Beginning in 2006, Axes America served as adviser to Olympus in its acquisition of Gyrus. Sagawa was president of Axes America and part-owner of an affiliated firm, Axes (Japan) Securities, according to the firm’s website from 2008. Sagawa was also a director of Axam Investments, according to a report on the Gyrus transaction by PricewaterhouseCoopers Legal LLP, which was made public by Woodford.
Axam was beneficiary of an assignment agreement on June 2008 under which it became entitled to rights previously held by Axes America. It was paid a total of $670 million from Olympus in September 2008 and March 2010, according to the panel report.
Neither Axes America nor Axam is still in business. In the Gyrus transaction, Axes America hired Perella Weinberg Partners LP as its sub-adviser, according to PricewaterhouseCoopers. Kara Findlay, a spokeswoman for Perella Weinberg, has declined to comment on the Olympus case. Axes America paid Perella $8.57 million, it said in its final liquidation report to the Securities and Exchange Commission in March 2009.

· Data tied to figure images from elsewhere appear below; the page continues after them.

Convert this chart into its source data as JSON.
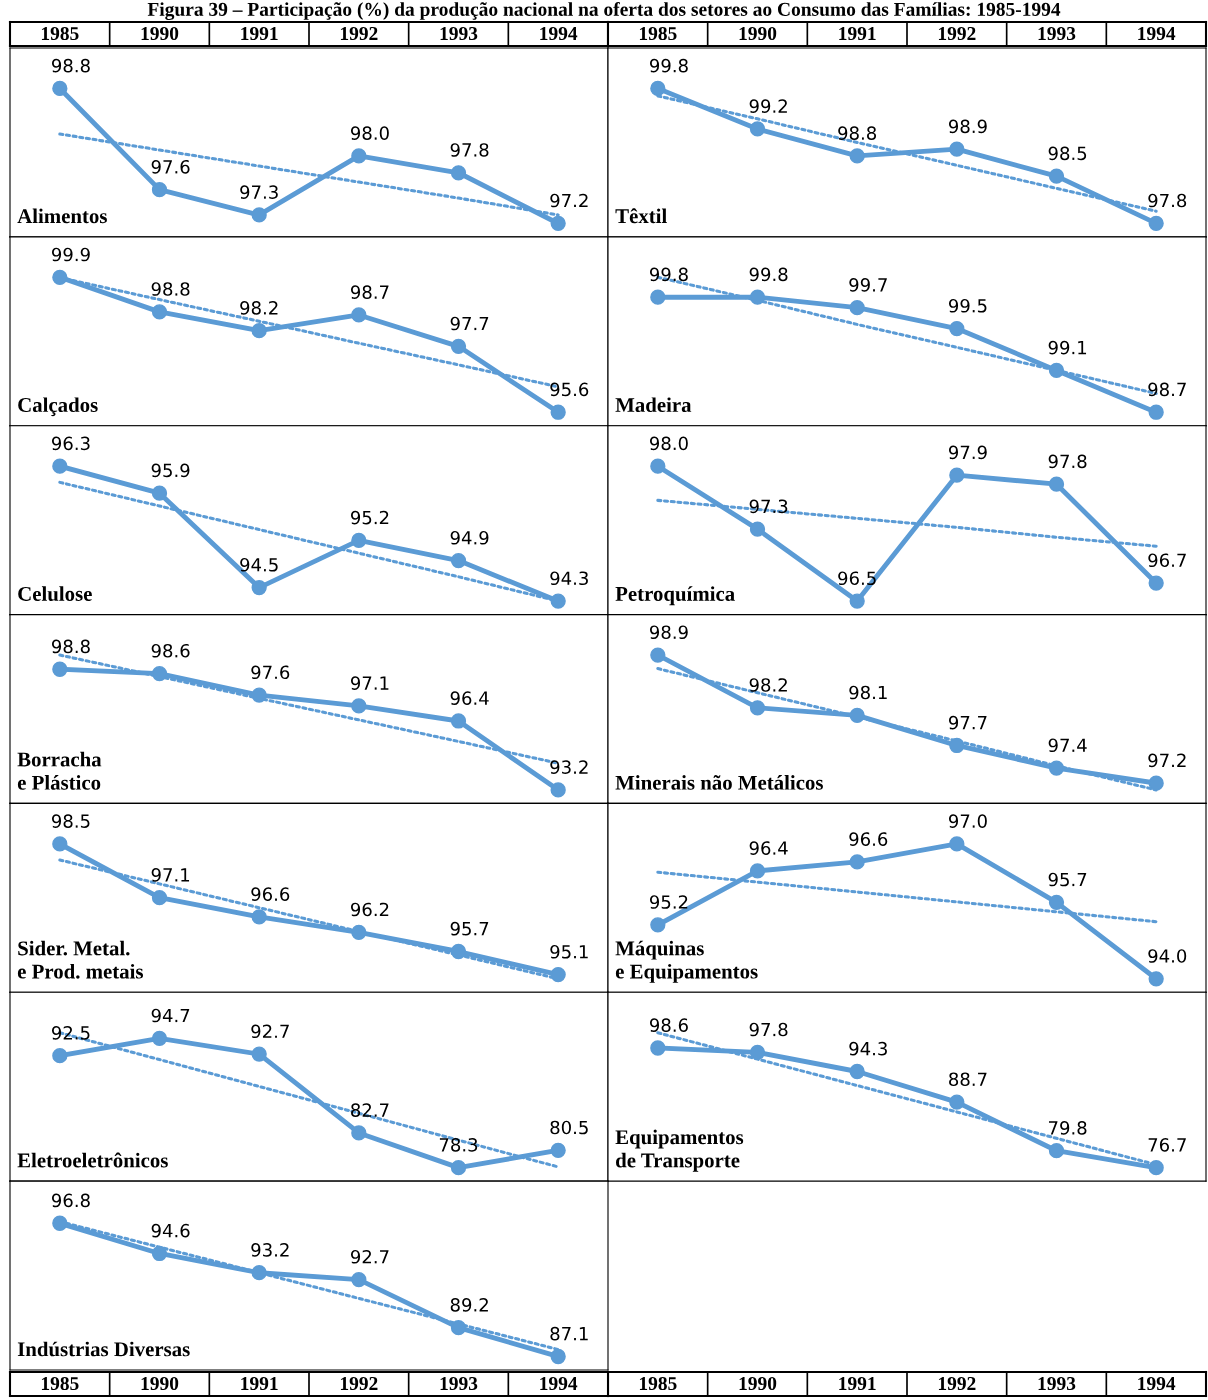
{
  "chart_data": [
    {
      "type": "line",
      "title": "Alimentos",
      "annotations": [
        "Figura 39 – Participação (%) da produção nacional na oferta dos setores ao Consumo das Famílias: 1985-1994"
      ],
      "categories": [
        "1985",
        "1990",
        "1991",
        "1992",
        "1993",
        "1994"
      ],
      "tick_labels": "x",
      "marker": "circle",
      "series": [
        {
          "color": "#5b9bd5",
          "values": [
            98.8,
            97.6,
            97.3,
            98.0,
            97.8,
            97.2
          ],
          "value_labels": [
            "98.8",
            "97.6",
            "97.3",
            "98.0",
            "97.8",
            "97.2"
          ]
        },
        {
          "type": "line",
          "color": "#5b9bd5",
          "line_style": "dotted",
          "marker": "none",
          "values": [
            98.26,
            98.07,
            97.88,
            97.69,
            97.5,
            97.3
          ]
        }
      ]
    },
    {
      "type": "line",
      "title": "Têxtil",
      "categories": [
        "1985",
        "1990",
        "1991",
        "1992",
        "1993",
        "1994"
      ],
      "tick_labels": "x",
      "marker": "circle",
      "series": [
        {
          "color": "#5b9bd5",
          "values": [
            99.8,
            99.2,
            98.8,
            98.9,
            98.5,
            97.8
          ],
          "value_labels": [
            "99.8",
            "99.2",
            "98.8",
            "98.9",
            "98.5",
            "97.8"
          ]
        },
        {
          "type": "line",
          "color": "#5b9bd5",
          "line_style": "dotted",
          "marker": "none",
          "values": [
            99.69,
            99.35,
            99.0,
            98.66,
            98.32,
            97.98
          ]
        }
      ]
    },
    {
      "type": "line",
      "title": "Calçados",
      "categories": [
        "1985",
        "1990",
        "1991",
        "1992",
        "1993",
        "1994"
      ],
      "tick_labels": false,
      "marker": "circle",
      "series": [
        {
          "color": "#5b9bd5",
          "values": [
            99.9,
            98.8,
            98.2,
            98.7,
            97.7,
            95.6
          ],
          "value_labels": [
            "99.9",
            "98.8",
            "98.2",
            "98.7",
            "97.7",
            "95.6"
          ]
        },
        {
          "type": "line",
          "color": "#5b9bd5",
          "line_style": "dotted",
          "marker": "none",
          "values": [
            99.89,
            99.19,
            98.5,
            97.8,
            97.11,
            96.41
          ]
        }
      ]
    },
    {
      "type": "line",
      "title": "Madeira",
      "categories": [
        "1985",
        "1990",
        "1991",
        "1992",
        "1993",
        "1994"
      ],
      "tick_labels": false,
      "marker": "circle",
      "series": [
        {
          "color": "#5b9bd5",
          "values": [
            99.8,
            99.8,
            99.7,
            99.5,
            99.1,
            98.7
          ],
          "value_labels": [
            "99.8",
            "99.8",
            "99.7",
            "99.5",
            "99.1",
            "98.7"
          ]
        },
        {
          "type": "line",
          "color": "#5b9bd5",
          "line_style": "dotted",
          "marker": "none",
          "values": [
            99.99,
            99.77,
            99.54,
            99.32,
            99.1,
            98.88
          ]
        }
      ]
    },
    {
      "type": "line",
      "title": "Celulose",
      "categories": [
        "1985",
        "1990",
        "1991",
        "1992",
        "1993",
        "1994"
      ],
      "tick_labels": false,
      "marker": "circle",
      "series": [
        {
          "color": "#5b9bd5",
          "values": [
            96.3,
            95.9,
            94.5,
            95.2,
            94.9,
            94.3
          ],
          "value_labels": [
            "96.3",
            "95.9",
            "94.5",
            "95.2",
            "94.9",
            "94.3"
          ]
        },
        {
          "type": "line",
          "color": "#5b9bd5",
          "line_style": "dotted",
          "marker": "none",
          "values": [
            96.06,
            95.71,
            95.36,
            95.01,
            94.66,
            94.3
          ]
        }
      ]
    },
    {
      "type": "line",
      "title": "Petroquímica",
      "categories": [
        "1985",
        "1990",
        "1991",
        "1992",
        "1993",
        "1994"
      ],
      "tick_labels": false,
      "marker": "circle",
      "series": [
        {
          "color": "#5b9bd5",
          "values": [
            98.0,
            97.3,
            96.5,
            97.9,
            97.8,
            96.7
          ],
          "value_labels": [
            "98.0",
            "97.3",
            "96.5",
            "97.9",
            "97.8",
            "96.7"
          ]
        },
        {
          "type": "line",
          "color": "#5b9bd5",
          "line_style": "dotted",
          "marker": "none",
          "values": [
            97.62,
            97.52,
            97.42,
            97.32,
            97.21,
            97.11
          ]
        }
      ]
    },
    {
      "type": "line",
      "title": "Borracha\ne Plástico",
      "categories": [
        "1985",
        "1990",
        "1991",
        "1992",
        "1993",
        "1994"
      ],
      "tick_labels": false,
      "marker": "circle",
      "series": [
        {
          "color": "#5b9bd5",
          "values": [
            98.8,
            98.6,
            97.6,
            97.1,
            96.4,
            93.2
          ],
          "value_labels": [
            "98.8",
            "98.6",
            "97.6",
            "97.1",
            "96.4",
            "93.2"
          ]
        },
        {
          "type": "line",
          "color": "#5b9bd5",
          "line_style": "dotted",
          "marker": "none",
          "values": [
            99.46,
            98.46,
            97.45,
            96.45,
            95.45,
            94.44
          ]
        }
      ]
    },
    {
      "type": "line",
      "title": "Minerais não Metálicos",
      "categories": [
        "1985",
        "1990",
        "1991",
        "1992",
        "1993",
        "1994"
      ],
      "tick_labels": false,
      "marker": "circle",
      "series": [
        {
          "color": "#5b9bd5",
          "values": [
            98.9,
            98.2,
            98.1,
            97.7,
            97.4,
            97.2
          ],
          "value_labels": [
            "98.9",
            "98.2",
            "98.1",
            "97.7",
            "97.4",
            "97.2"
          ]
        },
        {
          "type": "line",
          "color": "#5b9bd5",
          "line_style": "dotted",
          "marker": "none",
          "values": [
            98.72,
            98.4,
            98.08,
            97.76,
            97.43,
            97.11
          ]
        }
      ]
    },
    {
      "type": "line",
      "title": "Sider. Metal.\ne Prod. metais",
      "categories": [
        "1985",
        "1990",
        "1991",
        "1992",
        "1993",
        "1994"
      ],
      "tick_labels": false,
      "marker": "circle",
      "series": [
        {
          "color": "#5b9bd5",
          "values": [
            98.5,
            97.1,
            96.6,
            96.2,
            95.7,
            95.1
          ],
          "value_labels": [
            "98.5",
            "97.1",
            "96.6",
            "96.2",
            "95.7",
            "95.1"
          ]
        },
        {
          "type": "line",
          "color": "#5b9bd5",
          "line_style": "dotted",
          "marker": "none",
          "values": [
            98.08,
            97.46,
            96.84,
            96.22,
            95.61,
            94.99
          ]
        }
      ]
    },
    {
      "type": "line",
      "title": "Máquinas\ne Equipamentos",
      "categories": [
        "1985",
        "1990",
        "1991",
        "1992",
        "1993",
        "1994"
      ],
      "tick_labels": false,
      "marker": "circle",
      "series": [
        {
          "color": "#5b9bd5",
          "values": [
            95.2,
            96.4,
            96.6,
            97.0,
            95.7,
            94.0
          ],
          "value_labels": [
            "95.2",
            "96.4",
            "96.6",
            "97.0",
            "95.7",
            "94.0"
          ]
        },
        {
          "type": "line",
          "color": "#5b9bd5",
          "line_style": "dotted",
          "marker": "none",
          "values": [
            96.37,
            96.15,
            95.93,
            95.71,
            95.49,
            95.27
          ]
        }
      ]
    },
    {
      "type": "line",
      "title": "Eletroeletrônicos",
      "categories": [
        "1985",
        "1990",
        "1991",
        "1992",
        "1993",
        "1994"
      ],
      "tick_labels": false,
      "marker": "circle",
      "series": [
        {
          "color": "#5b9bd5",
          "values": [
            92.5,
            94.7,
            92.7,
            82.7,
            78.3,
            80.5
          ],
          "value_labels": [
            "92.5",
            "94.7",
            "92.7",
            "82.7",
            "78.3",
            "80.5"
          ]
        },
        {
          "type": "line",
          "color": "#5b9bd5",
          "line_style": "dotted",
          "marker": "none",
          "values": [
            95.41,
            92.01,
            88.6,
            85.2,
            81.79,
            78.39
          ]
        }
      ]
    },
    {
      "type": "line",
      "title": "Equipamentos\nde Transporte",
      "categories": [
        "1985",
        "1990",
        "1991",
        "1992",
        "1993",
        "1994"
      ],
      "tick_labels": "x",
      "marker": "circle",
      "series": [
        {
          "color": "#5b9bd5",
          "values": [
            98.6,
            97.8,
            94.3,
            88.7,
            79.8,
            76.7
          ],
          "value_labels": [
            "98.6",
            "97.8",
            "94.3",
            "88.7",
            "79.8",
            "76.7"
          ]
        },
        {
          "type": "line",
          "color": "#5b9bd5",
          "line_style": "dotted",
          "marker": "none",
          "values": [
            101.39,
            96.56,
            91.73,
            86.9,
            82.07,
            77.24
          ]
        }
      ]
    },
    {
      "type": "line",
      "title": "Indústrias Diversas",
      "categories": [
        "1985",
        "1990",
        "1991",
        "1992",
        "1993",
        "1994"
      ],
      "tick_labels": "x",
      "marker": "circle",
      "series": [
        {
          "color": "#5b9bd5",
          "values": [
            96.8,
            94.6,
            93.2,
            92.7,
            89.2,
            87.1
          ],
          "value_labels": [
            "96.8",
            "94.6",
            "93.2",
            "92.7",
            "89.2",
            "87.1"
          ]
        },
        {
          "type": "line",
          "color": "#5b9bd5",
          "line_style": "dotted",
          "marker": "none",
          "values": [
            96.92,
            95.06,
            93.2,
            91.33,
            89.47,
            87.61
          ]
        }
      ]
    }
  ]
}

Olympus began making financial investments after 1985 as a strong yen hurt operating profit, the panel said. When Japan’s stock-market bubble burst at the end of 1989, the company purchased high-risk products and structured bonds in an effort to recoup the loss. In late 1990, the company had a little less than 100 billion yen of unrealized losses.
Olympus is “cooperating fully with investigators” including the Tokyo District Public Prosecutors Office, the Tokyo Metropolitan Police and Japan’s Securities and Exchange Surveillance Commission, spokesman Tsuyoshi Kitada said Dec. 5, declining to elaborate further.